Poquito y nada, pero mucho para dar...

jueves, junio 29

Nunca me pregunté como sería si me dejaras, ni siquiera una vez cruzó tal pensamiento por mi mente... Hasta que lo hiciste.
Me ahorraste ese capítulo de mi vida: ahora no tengo que imaginarlo, ya que lo estoy viviendo, lo estoy sintiendo en carne y huesos. Y justo en ésta época del año en que el invierno llega y golpea nuestras puertas.
Mucha gente dice que el frío no hace mal a nadie, pero a mi sí. Me desveló muchas noches y muchas noches me congeló demasiado. Y cuando vos golpeaste a mi puerta era invierno, te dejé entrar y llenaste mi vida de calor. Ya no me desvelaba a causa del frío, en esos momentos eran tu amor y tu calor los motivos por los cuales no deseaba dormir.
Pero como llegaste, te fuiste. Y no esperaste a que terminara el invierno. Ahora que vos no estás para abrazarme, me da miedo irme a dormir, temo no despertarme nunca más a causa del frío intenso que se acuesta conmigo en mi cama. Se mete tan adentro mío que me hela hasta el alma. A veces pareciera que el frío tomara forma y me acompañara a todas partes, y a traves de mis dedos dejara sin vida todo lo que voy tocando.

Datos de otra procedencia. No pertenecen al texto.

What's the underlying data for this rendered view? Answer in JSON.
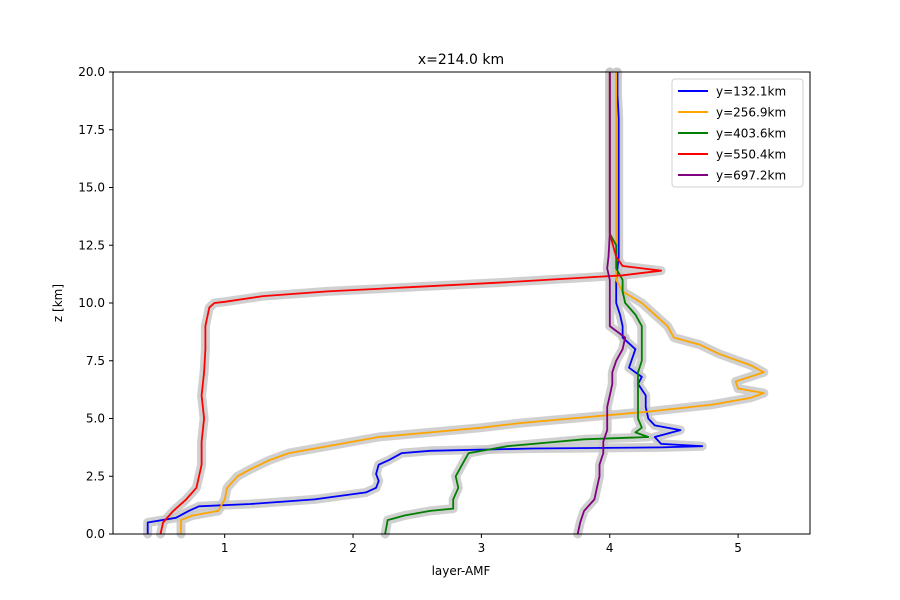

Todos sabemos que los días de invierno son cortos de luz pero que en ellos abunda la oscuridad. Oscuridad que me desvorda de recuerdos, que me cuelgua por todos lados envolviendo pedazos de mi corazón, que quiere tragarme sin dejarme volver jamás. Y yo lucho, voy a seguir luchando; no voy a permitir que me trague, no voy a permitir que me lleve. Porque si es cierto que una vez viniste y me llenaste el alma de calor, y que otra vez te fuiste y te llevaste una parte de eso, también es cierto que algo de ese calor todavía poseo. Y va a ser ese poquito el que me salve, porque de poco va a pasar a ser mucho, porque yo lo voy a alimentar y hacer que crezca, porque yo lo voy a usar para que me de fuerzas.